I might have to take a trip to the wifes office, via the green grocers, lol


----------



## Radman (9 Sep 2011)

My wife says" why do you keep wearing shorts over your lycras you dont look like a proper cyclist"

and when i do take off the footballshorts and i stand in front of her in all my glory she just laughs.

I cant win so i just wear the lycras now ( i still hear her sniggering).


----------



## bev (9 Sep 2011)

ianrauk.....hmmm, I would oblige with the pictures but dont have a wide angled lens


----------



## Willo (9 Sep 2011)

I feel a show us your lycra thread coming on


----------



## rowan 46 (9 Sep 2011)

youngoldbloke said:


> Just consider - which _actually_ looks better - bloke in cargo shorts, or bloke in lycra shorts? Cargo shorts are the most unflattering garment ever invented!



I look better in a tutu


----------



## derrick (9 Sep 2011)

Willo said:


> I feel a show us your lycra thread coming on



Who is first then, :-)


----------



## cyberknight (10 Sep 2011)

I don`t really like cycling i just like wearing the kinky biatch lycra !!!

Thats what i tell people anyway


----------



## Fiona N (10 Sep 2011)

numbnuts said:


> I wear my lycra gear when I go shopping by bike, when you get to my age I couldn't care a sh1t what people think



I'm probably a little younger but the attitude's the same - and I've been known to cycle into town in summer in one piece 'skin suits' (Swiss and German women seems to like cycling swimsuits in summer - sort of cossie-top with cycle shorts bottom including thin pad - and I've bought several over the years). Sadly we've not had much weather good enough this summer to get them out this year.

P.S> forgot to say, those lurid shorts in my avatar are actually the bottom half of one of these cycling swimming costumes


----------



## captain nemo1701 (12 Sep 2011)

I never get any funny looks or at least I'm not conscious of them when I'm out in my lycra tights (night vision ones). A few years ago, I did get some smutty office-flirty type comments about my specialized bib shorts from some of the girls in our firm. I did get teased once by a woman in the office who tried to pinch my bum going up the stairs, which is a bit odd for a gay man. Still, I'm not ashamed of my cycling legs  .


----------



## mattobrien (12 Sep 2011)

Being new to this cycling lark and even newer to lycra, I have no good stories to tell.

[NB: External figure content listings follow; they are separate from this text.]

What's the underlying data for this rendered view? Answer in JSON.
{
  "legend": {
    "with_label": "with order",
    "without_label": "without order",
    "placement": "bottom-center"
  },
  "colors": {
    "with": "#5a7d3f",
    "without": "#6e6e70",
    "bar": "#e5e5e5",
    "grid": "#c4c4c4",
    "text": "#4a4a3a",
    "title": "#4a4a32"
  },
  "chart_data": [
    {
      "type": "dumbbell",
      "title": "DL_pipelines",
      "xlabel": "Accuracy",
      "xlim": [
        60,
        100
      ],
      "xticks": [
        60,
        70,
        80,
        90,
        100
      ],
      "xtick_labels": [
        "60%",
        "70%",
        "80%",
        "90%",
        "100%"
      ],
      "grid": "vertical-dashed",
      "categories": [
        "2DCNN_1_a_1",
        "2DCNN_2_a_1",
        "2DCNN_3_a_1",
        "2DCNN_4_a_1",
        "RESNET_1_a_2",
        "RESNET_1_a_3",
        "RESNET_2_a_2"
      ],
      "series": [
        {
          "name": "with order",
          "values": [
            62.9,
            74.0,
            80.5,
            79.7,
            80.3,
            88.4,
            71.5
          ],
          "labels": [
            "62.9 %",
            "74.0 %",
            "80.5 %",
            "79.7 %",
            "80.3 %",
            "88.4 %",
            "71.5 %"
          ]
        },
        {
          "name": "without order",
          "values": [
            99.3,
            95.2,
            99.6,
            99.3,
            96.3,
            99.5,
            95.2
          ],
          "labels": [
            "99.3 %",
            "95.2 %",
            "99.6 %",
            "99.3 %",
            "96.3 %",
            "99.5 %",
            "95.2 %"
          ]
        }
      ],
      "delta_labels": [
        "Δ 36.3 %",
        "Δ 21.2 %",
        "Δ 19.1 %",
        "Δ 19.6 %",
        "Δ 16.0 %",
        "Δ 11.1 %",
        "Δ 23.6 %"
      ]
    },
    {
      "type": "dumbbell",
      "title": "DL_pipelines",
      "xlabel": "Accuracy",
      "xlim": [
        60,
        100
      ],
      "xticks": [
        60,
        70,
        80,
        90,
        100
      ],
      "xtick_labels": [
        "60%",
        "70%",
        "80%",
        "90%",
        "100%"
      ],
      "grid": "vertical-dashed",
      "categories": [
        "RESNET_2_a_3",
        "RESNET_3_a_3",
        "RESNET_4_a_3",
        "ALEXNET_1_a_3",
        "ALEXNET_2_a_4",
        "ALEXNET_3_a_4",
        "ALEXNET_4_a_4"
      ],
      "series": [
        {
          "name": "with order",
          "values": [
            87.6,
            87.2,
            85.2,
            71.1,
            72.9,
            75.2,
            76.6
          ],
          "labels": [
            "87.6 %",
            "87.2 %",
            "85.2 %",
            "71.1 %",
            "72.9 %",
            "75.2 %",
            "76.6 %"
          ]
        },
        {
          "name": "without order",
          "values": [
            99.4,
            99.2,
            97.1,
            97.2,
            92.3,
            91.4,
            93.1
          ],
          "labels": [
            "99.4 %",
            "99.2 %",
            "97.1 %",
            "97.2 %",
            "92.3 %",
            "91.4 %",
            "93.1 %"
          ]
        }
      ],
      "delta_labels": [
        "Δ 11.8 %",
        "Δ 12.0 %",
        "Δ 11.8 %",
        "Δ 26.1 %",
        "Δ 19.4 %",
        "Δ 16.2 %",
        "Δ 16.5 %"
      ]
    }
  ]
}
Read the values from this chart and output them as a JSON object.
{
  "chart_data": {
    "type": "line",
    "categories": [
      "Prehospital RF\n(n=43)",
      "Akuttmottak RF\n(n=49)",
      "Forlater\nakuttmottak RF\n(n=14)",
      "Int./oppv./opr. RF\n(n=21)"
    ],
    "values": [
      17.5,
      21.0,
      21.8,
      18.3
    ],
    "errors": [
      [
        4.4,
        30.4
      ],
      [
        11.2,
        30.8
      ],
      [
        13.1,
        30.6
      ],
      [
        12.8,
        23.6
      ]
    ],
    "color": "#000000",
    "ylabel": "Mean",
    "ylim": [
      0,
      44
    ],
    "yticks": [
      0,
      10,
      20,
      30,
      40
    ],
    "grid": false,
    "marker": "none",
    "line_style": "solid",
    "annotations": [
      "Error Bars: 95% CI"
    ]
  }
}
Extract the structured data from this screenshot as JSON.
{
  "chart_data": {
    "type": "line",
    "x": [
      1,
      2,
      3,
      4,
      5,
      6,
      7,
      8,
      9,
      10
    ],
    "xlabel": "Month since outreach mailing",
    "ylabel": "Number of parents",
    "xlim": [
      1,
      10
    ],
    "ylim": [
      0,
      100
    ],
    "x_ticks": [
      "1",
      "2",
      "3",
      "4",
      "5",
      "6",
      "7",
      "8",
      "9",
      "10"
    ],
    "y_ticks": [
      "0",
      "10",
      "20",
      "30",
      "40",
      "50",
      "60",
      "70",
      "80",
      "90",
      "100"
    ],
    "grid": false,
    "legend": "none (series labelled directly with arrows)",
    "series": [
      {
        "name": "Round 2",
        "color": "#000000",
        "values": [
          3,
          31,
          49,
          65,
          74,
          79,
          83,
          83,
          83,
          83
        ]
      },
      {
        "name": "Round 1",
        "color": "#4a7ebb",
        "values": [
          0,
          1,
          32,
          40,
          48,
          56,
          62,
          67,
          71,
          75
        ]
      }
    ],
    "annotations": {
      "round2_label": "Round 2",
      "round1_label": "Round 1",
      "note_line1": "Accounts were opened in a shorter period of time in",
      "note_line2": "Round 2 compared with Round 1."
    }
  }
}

Mrs O thinks I look silly in them, but boy are they comfortable. 

The only self conscious part I have is walking from the front door to the garage along the path in my shorts as I feel a little like a fish out of water wearing them before I get on the bike in public anyway - what would the neighbours think. I am sure that will all change and I will start wearing them while not cycling in the near future :-)


----------



## Bluebell72 (12 Sep 2011)

Yup, I have a friend who lives in a block of flats - I have the number for the parking compound, so I can leave my bike safely, but then have to walk about 30 yards along a busy city centre street to the front doors to be let in.

Lycra clad, wearing a helmet, or carrying it like a handbag with mitts/glasses in, it's a short walk, but feels like a walk of shame  <<<no bike>>> 

But it's great when the cars are queuing to get out and into the main traffic, and I can just ride on by...


----------



## gavroche (12 Sep 2011)

I have been wearing my lycra shorts for a few weeks now but still feel uneasy when I walk past my wife.  
She still says i look like a stuffed sausage with them on. I must admit, unless you have a TDF figure, these shorts are not flattering to the normal, slightly overweight, body.


----------



## HLaB (12 Sep 2011)

First time in lycra LOL


----------



## derrick (12 Sep 2011)

One of our niebours stopped me the other night, she said she was impressed, not sure what she ment,


----------



## Cubist (12 Sep 2011)

A female member of our "social ride" once turned up in a cheapish pair of lycra shorts. I was wearing a helmet cam at the time and followed her up a steepish hill, as she needed a bit of encouragement. It wasn't until I imported the footage off the headcam that I realised her cheap shorts were see-through under the magicshine light. It was quickly deleted .........


----------